A spokesman for Hostess said Wednesday the company doesn't believe the creditors' "theory has any basis in law." He said the executives' salaries were increased at a routine compensation review "to align them with industry standards and because the executives were being asked to take on significant additional responsibilities associated with trying to restructure the company outside of bankruptcy proceedings."
"Nevertheless, we are working cooperatively with the committee to address their concerns and expect to resolve this amicably," he said.
The creditors said in the court papers that testimony from Hostess's executive vice president of human resources indicates that before the bankruptcy filing, Hostess was working to shift its compensation structure. Hostess eliminated bonuses payable only if certain performance goals were met and, on July 26, the company's compensation committee signed off on "substantial salary increases for numerous senior executives," the creditors said.

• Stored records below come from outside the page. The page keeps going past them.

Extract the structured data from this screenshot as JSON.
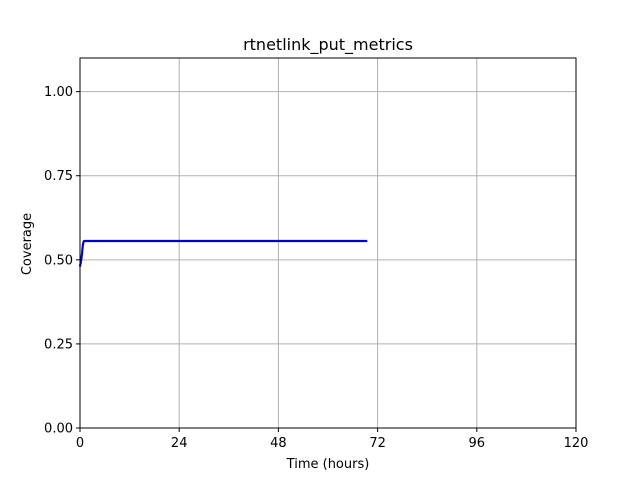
{
  "chart_data": {
    "type": "line",
    "title": "rtnetlink_put_metrics",
    "xlabel": "Time (hours)",
    "ylabel": "Coverage",
    "xlim": [
      0,
      120
    ],
    "ylim": [
      0,
      1.1
    ],
    "xticks": [
      0,
      24,
      48,
      72,
      96,
      120
    ],
    "xtick_labels": [
      "0",
      "24",
      "48",
      "72",
      "96",
      "120"
    ],
    "yticks": [
      0,
      0.25,
      0.5,
      0.75,
      1.0
    ],
    "ytick_labels": [
      "0.00",
      "0.25",
      "0.50",
      "0.75",
      "1.00"
    ],
    "grid": true,
    "series": [
      {
        "color": "#0000cc",
        "x": [
          0,
          0.3,
          0.5,
          0.7,
          0.9,
          1.0,
          10,
          30,
          50,
          69.5
        ],
        "y": [
          0.48,
          0.5,
          0.52,
          0.545,
          0.555,
          0.556,
          0.556,
          0.556,
          0.556,
          0.556
        ]
      }
    ]
  }
}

Besides Mr. Driscoll, "other executives' salaries were increased by from 35% to 80%," the creditors said. The documents said that Mr. Driscoll subsequently renounced a portion of the increase while "other executives did not appear to have done so." Besides Mr. Driscoll, two other executives who saw their salaries increase have also left the company, according to the spokesman.
The court papers also cited the report of a Hostess compensation consultant saying that after a bankruptcy filing the company should tie payments to company performance and wrap them into an incentive plan.
Hostess "disregarded" the suggestion, the creditors said, and also failed to disclose the modifications. The creditors learned of the changes during a February deposition of the human resources executive.
At that point, the creditors said, they sought more information about the compensation questions but Hostess "refused to cooperate."
The creditors are now seeking access to documents regarding the compensation changes, minutes of board meetings and the compensation committee and documents from an outside compensation consultant.
Hostess's Chapter 11 case has been stalled for the last several weeks as the company and its unions continue to negotiate behind closed doors and both sides prepare for an April 17 trial over the company's request to shed its collective bargaining agreements in bankruptcy.
On Tuesday, the company filed a request for more time to propose a bankruptcy-exit plan, saying it couldn't move forward with a proposal until it makes headway regarding labor issues and an initiative to secure new capital. The company said it has launched a "parallel process" to pursue a sale of its assets "as a failsafe," should Hostess not obtain the changes it wants to its union deals.